In contrast, smaller window sizes (2 and 4) result in relatively higher error values, which can be attributed to insufficient temporal context, limiting the models’ ability to learn meaningful sequential patterns. On the other hand, increasing the window size to 8 does not lead to further improvement; instead, a slight degradation in performance is observed. This may be due to the introduction of redundant or less relevant historical information, which can increase noise and reduce model generalization.

Among the evaluated models, GBDT demonstrates the best overall performance, achieving the lowest RMSE (0.1218) and MAE (0.0952), followed closely by RF, while XGBoost exhibits comparatively higher error values across all window sizes. Overall, the findings highlight the critical role of window size selection in synthetic data-driven modeling and emphasize that an intermediate window size provides the best trade-off between information richness and noise reduction.

### IV-D Limitations and Future Work

Despite significant predictive improvements, we acknowledge several limitations. First, training downstream models on partially synthetic data introduces the risk of error propagation; inaccuracies generated during backcasting may amplify errors in the final yield forecast. Second, evaluating on a single Scottish farm limits generalizability, and future work must validate transferability across diverse climates and polytunnel designs. Third, real-world IoT deployments are inherently vulnerable to hardware failures, power interruptions, and sensor dropouts. While our backcasting methodology successfully mitigates data issues caused by these hardware limitations, deploying this system in a live, operational setting will require real-time adaptability to handle unexpected sensor failures during active forecasting. Fourth, the present evaluation is retrospective: although the 2023 yield labels are held out from yield-model training, the backcasting model is calibrated using deployed-season sensor–weather relationships that include 2023. A stricter prospective evaluation would recalibrate the backcasting model without any sensor data from the designated yield-evaluation year. Fifth, we include an autoregressive machine-learning yield-only baseline, but we do not include a naive persistence baseline. Finally, future research should explore advanced synthetic generation techniques capable of capturing extreme weather anomalies and their impacts on yield.

## V Conclusion

In this study, we deployed IoT sensors in polytunnel-based strawberry production to monitor environmental parameters and improve yield forecasting. To address the challenge of limited historical sensor data, we proposed a backcasting approach that generated synthetic sensor data using historical weather station and polytunnel data.
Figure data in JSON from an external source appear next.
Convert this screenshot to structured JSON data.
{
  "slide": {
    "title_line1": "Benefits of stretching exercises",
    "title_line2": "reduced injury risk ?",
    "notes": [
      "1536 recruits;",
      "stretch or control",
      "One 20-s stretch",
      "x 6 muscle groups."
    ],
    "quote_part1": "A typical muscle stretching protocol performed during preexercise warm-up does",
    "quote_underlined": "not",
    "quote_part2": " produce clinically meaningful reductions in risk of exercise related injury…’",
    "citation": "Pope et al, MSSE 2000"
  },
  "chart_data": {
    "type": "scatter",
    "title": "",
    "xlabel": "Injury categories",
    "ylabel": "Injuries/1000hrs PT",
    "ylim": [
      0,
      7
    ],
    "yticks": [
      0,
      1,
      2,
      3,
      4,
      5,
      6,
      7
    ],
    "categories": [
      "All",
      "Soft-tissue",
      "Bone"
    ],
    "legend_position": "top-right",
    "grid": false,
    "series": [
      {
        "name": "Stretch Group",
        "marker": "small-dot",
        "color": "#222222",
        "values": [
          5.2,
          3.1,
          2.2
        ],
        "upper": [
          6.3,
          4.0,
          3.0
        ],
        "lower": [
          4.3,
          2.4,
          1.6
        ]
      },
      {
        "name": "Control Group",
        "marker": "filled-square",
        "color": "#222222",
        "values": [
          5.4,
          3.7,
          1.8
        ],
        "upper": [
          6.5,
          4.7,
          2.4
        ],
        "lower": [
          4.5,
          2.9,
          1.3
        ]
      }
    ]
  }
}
Our results showed in a retrospective evaluation that incorporating synthetic data improved yield forecasting accuracy, with models trained on the combined data outperforming those trained on real sensor data. We observed that incorporating additional environmental features did not improve accuracy when using only the limited real dataset. However, when combined with the synthetic data, the value of these environmental features became more pronounced, with the yield+sensor combination achieving the lowest RMSE across the three model families. These findings should be interpreted as evidence for retrospective data augmentation under sensor-data scarcity, while fully prospective validation and comparison against a naive persistence baseline remain important future work.

Our novel work addresses a practical challenge faced by individual farms: limited historical sensor data for predictive modeling. By combining IoT sensor deployment with synthetic data generation, we provide an approach that can be implemented in similar small-scale agricultural settings where data scarcity is common.

Acknowledgments: This work was supported by the UK Engineering and Physical Sciences Research Council, grant number EP/V042270/1.